Anthropologist James Suzman, in a recent analysis of African hunter-gatherer cultures, concluded that people worked about 15 hours per week for the vast majority of human history. Incidentally, economist James Maynard Keynes predicted that his grandchildren would be spending this same amount of time on work as technology improvements and other innovations improved productivity, leaving more leisure time for workers.

While the average employee’s work week has shortened since 1950 and is considerably shorter than the arduous days laborers experienced during the Industrial Revolution, we’re nowhere near that 15-hour ideal. But as the COVID-19 pandemic upends numerous office traditions, companies may be more likely to accept having employees work less than the standard 40-hour work week – even as employees have been putting in more hours per day during the crisis.

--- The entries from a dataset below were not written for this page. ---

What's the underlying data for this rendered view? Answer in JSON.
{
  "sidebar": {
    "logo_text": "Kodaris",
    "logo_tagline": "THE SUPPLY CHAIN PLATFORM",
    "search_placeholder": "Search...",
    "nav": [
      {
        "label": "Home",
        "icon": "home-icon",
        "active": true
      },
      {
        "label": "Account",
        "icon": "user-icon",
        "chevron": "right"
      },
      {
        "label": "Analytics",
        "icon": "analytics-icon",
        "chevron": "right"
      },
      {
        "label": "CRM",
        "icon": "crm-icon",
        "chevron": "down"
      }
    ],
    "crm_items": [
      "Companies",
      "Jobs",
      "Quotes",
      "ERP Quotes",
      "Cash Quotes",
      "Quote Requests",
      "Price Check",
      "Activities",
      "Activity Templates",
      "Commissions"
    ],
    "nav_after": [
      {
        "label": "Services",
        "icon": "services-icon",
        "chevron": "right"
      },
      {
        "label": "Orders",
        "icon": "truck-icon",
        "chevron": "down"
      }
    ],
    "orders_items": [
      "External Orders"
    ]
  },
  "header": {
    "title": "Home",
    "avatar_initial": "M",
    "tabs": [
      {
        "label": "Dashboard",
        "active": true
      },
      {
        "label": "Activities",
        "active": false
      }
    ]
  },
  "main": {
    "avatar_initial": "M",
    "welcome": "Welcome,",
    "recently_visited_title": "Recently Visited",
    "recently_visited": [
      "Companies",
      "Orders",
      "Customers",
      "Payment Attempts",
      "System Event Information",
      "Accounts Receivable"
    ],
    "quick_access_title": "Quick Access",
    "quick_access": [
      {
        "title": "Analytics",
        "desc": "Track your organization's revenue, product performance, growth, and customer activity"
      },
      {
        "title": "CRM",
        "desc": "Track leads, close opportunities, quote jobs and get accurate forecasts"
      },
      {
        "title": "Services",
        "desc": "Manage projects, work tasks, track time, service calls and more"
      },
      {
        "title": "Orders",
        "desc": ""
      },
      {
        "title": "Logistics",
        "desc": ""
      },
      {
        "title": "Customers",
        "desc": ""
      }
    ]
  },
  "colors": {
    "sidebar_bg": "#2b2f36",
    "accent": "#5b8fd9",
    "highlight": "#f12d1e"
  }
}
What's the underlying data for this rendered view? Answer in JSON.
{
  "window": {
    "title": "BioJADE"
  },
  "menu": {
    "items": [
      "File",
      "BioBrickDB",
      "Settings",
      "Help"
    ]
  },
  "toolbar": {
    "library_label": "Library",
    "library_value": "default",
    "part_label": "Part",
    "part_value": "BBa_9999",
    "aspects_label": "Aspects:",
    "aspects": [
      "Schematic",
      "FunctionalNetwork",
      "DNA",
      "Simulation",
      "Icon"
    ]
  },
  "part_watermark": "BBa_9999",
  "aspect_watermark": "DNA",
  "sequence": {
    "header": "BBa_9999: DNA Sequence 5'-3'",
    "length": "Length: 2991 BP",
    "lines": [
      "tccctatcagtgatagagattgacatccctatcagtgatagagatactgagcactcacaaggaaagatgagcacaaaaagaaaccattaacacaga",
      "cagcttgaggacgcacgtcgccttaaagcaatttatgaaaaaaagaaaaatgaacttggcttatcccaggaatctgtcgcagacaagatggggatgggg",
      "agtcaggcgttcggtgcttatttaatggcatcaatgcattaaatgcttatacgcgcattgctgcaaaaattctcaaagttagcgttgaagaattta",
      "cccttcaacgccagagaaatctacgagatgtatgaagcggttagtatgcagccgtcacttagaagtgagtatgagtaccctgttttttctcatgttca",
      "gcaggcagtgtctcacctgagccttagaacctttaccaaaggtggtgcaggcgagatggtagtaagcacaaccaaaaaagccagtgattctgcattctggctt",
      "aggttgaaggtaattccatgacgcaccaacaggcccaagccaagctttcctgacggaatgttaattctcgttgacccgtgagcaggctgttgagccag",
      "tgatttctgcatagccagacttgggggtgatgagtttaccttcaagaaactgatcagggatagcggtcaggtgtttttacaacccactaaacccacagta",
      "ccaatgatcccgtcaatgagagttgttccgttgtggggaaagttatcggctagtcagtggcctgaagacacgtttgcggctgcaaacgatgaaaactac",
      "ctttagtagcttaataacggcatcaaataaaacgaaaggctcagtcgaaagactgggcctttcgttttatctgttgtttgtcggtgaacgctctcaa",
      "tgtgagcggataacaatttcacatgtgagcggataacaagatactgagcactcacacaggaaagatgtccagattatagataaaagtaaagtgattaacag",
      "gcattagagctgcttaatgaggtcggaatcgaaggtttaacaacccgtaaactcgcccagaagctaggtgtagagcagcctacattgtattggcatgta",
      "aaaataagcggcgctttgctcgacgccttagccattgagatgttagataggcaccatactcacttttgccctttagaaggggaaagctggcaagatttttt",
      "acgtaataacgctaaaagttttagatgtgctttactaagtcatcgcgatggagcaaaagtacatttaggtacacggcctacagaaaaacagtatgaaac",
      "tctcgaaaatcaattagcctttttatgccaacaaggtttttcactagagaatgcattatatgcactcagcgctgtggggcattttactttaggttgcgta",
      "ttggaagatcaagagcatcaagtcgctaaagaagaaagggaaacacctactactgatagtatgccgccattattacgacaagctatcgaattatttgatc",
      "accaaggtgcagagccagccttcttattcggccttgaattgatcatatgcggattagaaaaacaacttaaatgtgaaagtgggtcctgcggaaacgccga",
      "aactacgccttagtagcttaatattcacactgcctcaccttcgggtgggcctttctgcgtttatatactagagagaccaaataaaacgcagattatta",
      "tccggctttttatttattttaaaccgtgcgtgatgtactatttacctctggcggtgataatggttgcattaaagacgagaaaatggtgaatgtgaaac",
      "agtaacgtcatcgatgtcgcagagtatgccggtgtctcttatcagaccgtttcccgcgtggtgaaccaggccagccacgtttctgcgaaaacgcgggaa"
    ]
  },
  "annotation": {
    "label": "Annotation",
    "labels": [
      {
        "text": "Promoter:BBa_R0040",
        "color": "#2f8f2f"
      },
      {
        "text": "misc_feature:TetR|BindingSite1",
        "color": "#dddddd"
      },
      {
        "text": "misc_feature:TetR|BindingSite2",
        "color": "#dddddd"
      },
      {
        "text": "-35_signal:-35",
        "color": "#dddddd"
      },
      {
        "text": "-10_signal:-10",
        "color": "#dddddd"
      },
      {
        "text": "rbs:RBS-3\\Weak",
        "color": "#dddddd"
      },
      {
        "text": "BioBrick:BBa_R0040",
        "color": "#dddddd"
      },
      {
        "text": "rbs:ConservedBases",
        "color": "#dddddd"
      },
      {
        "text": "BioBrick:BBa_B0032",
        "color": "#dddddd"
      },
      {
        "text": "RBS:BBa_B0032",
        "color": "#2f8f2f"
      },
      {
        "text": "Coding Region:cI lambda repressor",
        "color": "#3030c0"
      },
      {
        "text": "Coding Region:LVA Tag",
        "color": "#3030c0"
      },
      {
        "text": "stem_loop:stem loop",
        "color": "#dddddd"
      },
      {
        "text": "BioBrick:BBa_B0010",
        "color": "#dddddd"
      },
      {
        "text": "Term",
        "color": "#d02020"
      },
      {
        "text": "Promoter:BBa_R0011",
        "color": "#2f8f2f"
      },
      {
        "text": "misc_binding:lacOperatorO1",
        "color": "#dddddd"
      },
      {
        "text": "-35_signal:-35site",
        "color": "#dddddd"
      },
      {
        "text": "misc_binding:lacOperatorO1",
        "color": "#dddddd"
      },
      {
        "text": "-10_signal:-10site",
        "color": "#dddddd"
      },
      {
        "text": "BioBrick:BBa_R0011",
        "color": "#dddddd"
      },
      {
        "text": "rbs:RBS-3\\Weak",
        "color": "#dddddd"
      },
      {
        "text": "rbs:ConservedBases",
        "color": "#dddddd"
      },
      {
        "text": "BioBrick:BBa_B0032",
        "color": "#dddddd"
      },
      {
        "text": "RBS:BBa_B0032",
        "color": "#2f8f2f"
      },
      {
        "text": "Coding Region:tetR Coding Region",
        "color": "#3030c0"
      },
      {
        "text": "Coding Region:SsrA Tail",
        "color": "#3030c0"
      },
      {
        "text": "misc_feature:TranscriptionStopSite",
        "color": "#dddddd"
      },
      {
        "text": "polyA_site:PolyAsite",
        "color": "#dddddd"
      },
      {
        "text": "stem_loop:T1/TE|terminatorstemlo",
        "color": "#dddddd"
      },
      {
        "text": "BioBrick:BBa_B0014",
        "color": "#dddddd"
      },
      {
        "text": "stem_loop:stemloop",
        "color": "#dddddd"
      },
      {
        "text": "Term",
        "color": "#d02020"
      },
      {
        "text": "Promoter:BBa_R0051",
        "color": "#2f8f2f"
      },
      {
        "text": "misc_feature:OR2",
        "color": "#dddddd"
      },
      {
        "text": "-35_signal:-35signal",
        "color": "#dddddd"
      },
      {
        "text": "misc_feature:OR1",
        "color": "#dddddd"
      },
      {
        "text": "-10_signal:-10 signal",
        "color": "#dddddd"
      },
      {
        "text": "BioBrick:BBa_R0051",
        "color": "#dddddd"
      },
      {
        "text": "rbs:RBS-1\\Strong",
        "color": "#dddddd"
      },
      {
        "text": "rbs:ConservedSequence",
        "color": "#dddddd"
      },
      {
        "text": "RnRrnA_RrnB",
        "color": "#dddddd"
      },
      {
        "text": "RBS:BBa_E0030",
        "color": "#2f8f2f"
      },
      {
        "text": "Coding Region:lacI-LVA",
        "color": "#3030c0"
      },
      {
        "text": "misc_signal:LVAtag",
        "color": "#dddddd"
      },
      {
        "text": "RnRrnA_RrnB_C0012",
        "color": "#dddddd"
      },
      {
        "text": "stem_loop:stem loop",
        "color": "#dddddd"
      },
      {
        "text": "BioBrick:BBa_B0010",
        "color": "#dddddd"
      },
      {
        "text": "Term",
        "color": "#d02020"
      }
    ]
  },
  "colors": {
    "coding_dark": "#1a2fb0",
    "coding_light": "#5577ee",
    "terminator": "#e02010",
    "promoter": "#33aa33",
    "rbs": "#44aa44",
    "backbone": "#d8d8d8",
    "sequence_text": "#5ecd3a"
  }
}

Studies have shown that productivity begins to fall sharply when an employee works more than 50 hours a week, and that health issues, injury rates, and other detrimental effects are also associated with longer work weeks. While the pandemic has encouraged employers to be more accepting of flexible schedules as employees try to balance work with child care and other responsibilities, some companies had already started granting workers more control over their own schedules before the pandemic, enabling them to complete personal tasks such as running errands or volunteering in the midst of a work day.

Such an approach would require employers to measure productivity based on outcome rather than hours worked, while also trusting an employee to complete any necessary work. In addition, there has been some support for shortening shifts or adopting four-day work weeks.